Il confronto in tabella
La tabella che segue mette a confronto le quattro strade sui parametri che incidono davvero sulla decisione. Va letta tenendo presente che le voci relative ai costi indicano esclusivamente gli oneri di giustizia previsti dalla legge e i compensi degli organi liquidati dal giudice o determinati per legge, e che i tempi indicati sono ordini di grandezza ricavati dalla prassi degli uffici, non termini garantiti.
| Parametro | Opzione 1 — Difesa tecnica | Opzione 2 — Dilazione/definizione | Opzione 3 — Composizione negoziata | Opzione 4 — Strumenti di regolazione della crisi |
|---|---|---|---|---|
| Tempo di attivazione | Immediato, ma vincolato a termini perentori (20 giorni per i vizi formali, 40 per i crediti contributivi) | Pochi giorni, procedura telematica | 1-3 settimane fra istanza, nomina dell’esperto e udienza di conferma | 1-3 mesi per predisporre piano, attestazione e relazione OCC |
| Effetto sul pignoramento già in corso | Solo se il giudice concede la sospensione | Non travolge automaticamente le procedure già avviate | Sospensione delle azioni; le somme già vincolate restano in custodia salvo provvedimento cautelare | Sospensione disposta dal giudice con il decreto di apertura |
| Ampiezza della protezione | Limitata all’atto o al credito contestato | Limitata all’ente e ai carichi inclusi nel piano | Tutti i creditori, compresi i privati | Tutti i creditori, con effetto anche sui dissenzienti dopo l’omologa |
| Durata della protezione | Fino alla decisione, se sospeso | Per tutta la durata del piano, salvo decadenza | Massimo 240 giorni, con possibili misure cautelari successive | Fino all’omologazione e per l’esecuzione del piano |
| Effetto sul debito | Possibile eliminazione totale o parziale | Nessuna riduzione del capitale; solo dilazione (sanzioni ridotte nelle definizioni agevolate) | Riduzione negoziata, con accordo transattivo sui tributi erariali | Riduzione imposta anche ai dissenzienti; esdebitazione per la persona fisica |
| Organo competente | Giudice tributario, giudice dell’esecuzione o giudice del lavoro secondo il vizio dedotto | Agente della riscossione / ente previdenziale | Tribunale delle imprese o sezione concorsuale per protettive e cautelari | Tribunale, con OCC o commissario giudiziale |
| Rischio in caso di esito negativo | Ripresa immediata dell’esecuzione e consolidamento del titolo | Decadenza dopo otto rate non pagate e riscossione dell’intero residuo | Revoca delle misure e ripresa di tutte le azioni, con situazione peggiorata | Rigetto o mancata omologa, con esposizione alle azioni individuali |
| Reversibilità | Alta: non preclude le altre strade | Media: l’istanza vale come riconoscimento del debito e interrompe la prescrizione | Alta: l’archiviazione non impedisce l’accesso agli strumenti concorsuali | Bassa: una volta aperta, la procedura condiziona l’intera gestione |
| Pubblicità e impatto reputazionale | Nullo verso terzi | Nullo | Iscrizione dell’istanza di misure protettive nel registro delle imprese | Piena pubblicità della procedura |
| Oneri di giustizia | Contributo unificato secondo lo scaglione di valore della causa | Nessun onere giudiziario; interessi di dilazione di legge | Contributo unificato per il ricorso ex artt. 18-19 e compenso dell’esperto secondo i parametri di legge | Contributo unificato, compensi di OCC, commissario o liquidatore liquidati dal giudice |
I criteri per scegliere
Nessuno dei criteri che seguono, isolatamente considerato, decide la questione: è la loro combinazione a orientare, e in molte situazioni la risposta corretta consiste nel percorrere due strade in parallelo.
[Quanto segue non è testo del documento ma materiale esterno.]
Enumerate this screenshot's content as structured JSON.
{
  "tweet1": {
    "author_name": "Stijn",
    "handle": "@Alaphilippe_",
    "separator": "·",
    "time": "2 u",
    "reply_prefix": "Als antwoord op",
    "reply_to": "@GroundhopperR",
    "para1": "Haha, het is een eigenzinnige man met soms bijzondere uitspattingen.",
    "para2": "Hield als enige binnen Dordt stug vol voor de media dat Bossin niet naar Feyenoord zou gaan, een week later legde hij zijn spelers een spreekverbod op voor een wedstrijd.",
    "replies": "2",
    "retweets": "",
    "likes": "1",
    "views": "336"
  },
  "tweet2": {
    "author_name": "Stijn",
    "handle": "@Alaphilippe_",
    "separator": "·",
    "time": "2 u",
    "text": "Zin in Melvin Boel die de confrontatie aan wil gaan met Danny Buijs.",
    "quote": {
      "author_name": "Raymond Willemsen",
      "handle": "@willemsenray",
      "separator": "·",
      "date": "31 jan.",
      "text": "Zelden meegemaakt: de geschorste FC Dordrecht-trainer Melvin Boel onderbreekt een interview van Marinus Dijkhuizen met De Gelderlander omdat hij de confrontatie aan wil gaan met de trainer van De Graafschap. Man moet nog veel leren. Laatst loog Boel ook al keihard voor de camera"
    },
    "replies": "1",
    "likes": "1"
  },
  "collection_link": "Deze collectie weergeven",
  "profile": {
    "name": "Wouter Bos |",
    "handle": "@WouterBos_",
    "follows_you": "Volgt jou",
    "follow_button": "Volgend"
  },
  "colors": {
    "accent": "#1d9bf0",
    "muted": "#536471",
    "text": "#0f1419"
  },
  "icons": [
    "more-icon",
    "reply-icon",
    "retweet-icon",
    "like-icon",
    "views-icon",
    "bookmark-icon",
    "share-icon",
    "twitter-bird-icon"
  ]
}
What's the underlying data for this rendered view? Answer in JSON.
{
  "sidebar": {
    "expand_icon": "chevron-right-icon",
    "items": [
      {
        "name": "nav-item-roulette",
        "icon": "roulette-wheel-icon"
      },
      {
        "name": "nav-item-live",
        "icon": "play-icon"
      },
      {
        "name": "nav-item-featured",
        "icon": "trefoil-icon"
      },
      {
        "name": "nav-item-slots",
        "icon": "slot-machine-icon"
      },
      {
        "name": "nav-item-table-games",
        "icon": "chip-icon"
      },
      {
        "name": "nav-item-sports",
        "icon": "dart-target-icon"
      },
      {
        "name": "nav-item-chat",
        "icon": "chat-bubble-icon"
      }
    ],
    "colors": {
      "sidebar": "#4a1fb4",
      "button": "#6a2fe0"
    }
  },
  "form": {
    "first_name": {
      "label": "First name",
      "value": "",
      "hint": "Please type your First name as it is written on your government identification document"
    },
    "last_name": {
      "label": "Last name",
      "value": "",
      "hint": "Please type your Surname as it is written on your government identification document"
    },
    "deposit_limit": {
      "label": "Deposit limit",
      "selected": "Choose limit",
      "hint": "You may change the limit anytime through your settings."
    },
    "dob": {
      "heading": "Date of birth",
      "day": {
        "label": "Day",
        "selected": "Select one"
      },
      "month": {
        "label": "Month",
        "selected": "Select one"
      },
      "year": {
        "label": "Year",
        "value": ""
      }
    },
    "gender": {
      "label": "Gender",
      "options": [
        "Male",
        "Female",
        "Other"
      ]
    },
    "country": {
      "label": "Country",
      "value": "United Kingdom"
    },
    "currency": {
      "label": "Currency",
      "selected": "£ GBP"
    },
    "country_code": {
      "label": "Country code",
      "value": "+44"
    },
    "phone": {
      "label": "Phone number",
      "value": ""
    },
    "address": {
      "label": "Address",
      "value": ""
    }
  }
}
Il primo criterio è la qualità documentale della catena degli atti. Se le relate di notifica sono complete, recenti e regolari, e non emergono profili di prescrizione, la difesa tecnica ha davanti a sé un terreno stretto: in quel caso investire tempo sull’opposizione significa sottrarlo alla trattativa. Se invece la ricostruzione documentale rivela buchi — notifiche a indirizzi dismessi, cartelle mai giunte, atti interruttivi assenti — l’ordine delle priorità si inverte, perché ogni euro eliminato in radice è un euro che non dovrà essere rateizzato né falcidiato.
Il secondo criterio è il rapporto fra debito verso enti e cassa disponibile su base annua. Quando il debito complessivo si colloca entro tre-quattro annualità di flusso libero, la dilazione è normalmente sostenibile; oltre le sei-sette annualità la rateizzazione diventa, come si è visto nella terza simulazione, una forma di insolvenza differita, e la questione si sposta necessariamente sugli strumenti che consentono il taglio.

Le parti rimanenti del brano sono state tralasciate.